Borges and I (from The Maker, 1960)

Uncategorized, Readers, BloggingMarch 1, 2005 12:58 pm

Confession: I often wake up thinking about my blog! It can really take hold when I’m in the shower. It’s almost like blogthoughts have invaded the water system and enter my brain via the showerhead! But I rarely blog these thoughts, mostly I’m a late afternoon/early evening blogger when I’m settling on some of the notable (ie blogable/blogworthy thoughts and things of the day). It’s all charmingly transient though, because the posts quickly become history and, let’s face it, who spends time reading archives? Maybe some people do (maybe we should check that out) - I don’t unless there’s a link. Who wants history when today’s news is breaking? So when a blog’s sleeping (like Colin and Michele’s did) there’s some disappointment, and when it wakes it can be quite a pleasant surprise. That’s the nowness and the newness of blogs. I like reading ones that regularly update.

Do I ever read archives? Well, not very much at all. Maybe when I stumble on a new one, maybe then - but usually there’s enough on a page to get the measure of it/them.

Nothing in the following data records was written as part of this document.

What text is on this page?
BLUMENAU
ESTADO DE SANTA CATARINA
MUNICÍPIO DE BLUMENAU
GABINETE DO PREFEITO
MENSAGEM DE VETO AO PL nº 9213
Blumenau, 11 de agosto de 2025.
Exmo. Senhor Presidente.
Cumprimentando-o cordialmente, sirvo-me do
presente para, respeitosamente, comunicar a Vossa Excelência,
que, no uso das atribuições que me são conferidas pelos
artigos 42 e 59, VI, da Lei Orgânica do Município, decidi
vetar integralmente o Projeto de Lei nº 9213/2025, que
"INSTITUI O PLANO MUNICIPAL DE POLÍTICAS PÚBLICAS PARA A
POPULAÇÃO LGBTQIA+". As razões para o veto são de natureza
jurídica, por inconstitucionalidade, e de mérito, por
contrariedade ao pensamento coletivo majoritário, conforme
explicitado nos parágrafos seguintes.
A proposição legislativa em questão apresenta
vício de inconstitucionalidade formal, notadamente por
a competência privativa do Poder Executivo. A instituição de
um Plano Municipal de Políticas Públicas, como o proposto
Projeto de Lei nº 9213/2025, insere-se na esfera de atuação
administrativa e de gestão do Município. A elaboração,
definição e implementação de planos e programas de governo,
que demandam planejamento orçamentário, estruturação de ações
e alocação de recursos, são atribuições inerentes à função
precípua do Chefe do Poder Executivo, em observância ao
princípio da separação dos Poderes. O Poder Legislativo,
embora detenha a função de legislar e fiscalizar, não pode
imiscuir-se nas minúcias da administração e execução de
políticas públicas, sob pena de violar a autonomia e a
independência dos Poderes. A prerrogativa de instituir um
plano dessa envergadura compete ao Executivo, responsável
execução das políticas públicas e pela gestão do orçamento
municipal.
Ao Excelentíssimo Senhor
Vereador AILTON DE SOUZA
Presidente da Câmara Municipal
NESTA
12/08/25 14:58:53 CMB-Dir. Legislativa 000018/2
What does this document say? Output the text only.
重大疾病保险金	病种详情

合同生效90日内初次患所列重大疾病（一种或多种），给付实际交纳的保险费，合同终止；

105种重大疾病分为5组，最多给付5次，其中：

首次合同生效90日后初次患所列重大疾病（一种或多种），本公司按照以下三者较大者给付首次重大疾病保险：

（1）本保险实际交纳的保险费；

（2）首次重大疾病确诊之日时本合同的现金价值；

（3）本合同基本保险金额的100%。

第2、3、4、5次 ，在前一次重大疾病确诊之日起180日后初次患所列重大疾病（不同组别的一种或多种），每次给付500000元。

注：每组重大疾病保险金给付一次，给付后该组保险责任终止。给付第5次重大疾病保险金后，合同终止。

OK, so that’s a bit of history, but it’s not a thorough-going trawl through the archives. I have a kind of B-list of blogs - one’s I keep an eye on from tme to time with a view to maybe linking to them in the future, but again that’s very much the case of checking them out every so often. The other day I started thinking about that dead stuff buried in my archives and thought how good it could be to categorise or reference it (some bloggers do this sort of thing). The only trouble is that that starts to superimpose themes, whereas there’s something organic - no don’t like that word- chancy even exciting about overlapping ideas. For example, I had a sort of layering of footsteps/tracks/weather/space and place going on last week. Didn’t get many comments, so it was probably total crap, but it was just interesting and real how the ideas became a sort of collage.

That overlapping and juxtaposition of ideas is a sort of creative process (not wishing to make grand claims for my humble blog). The archives then become like sketches, workings-out, think-pieces maybe informing something ‘larger’ or maybe just dying away. So, in the end, I think most of it really is just history, although I mustn’t forget that I do sometimes put in reminders and references to check out later. Like this, today’s thoughts - part of a developing tapestry of ideas or just some stuff waiting on this page to become history?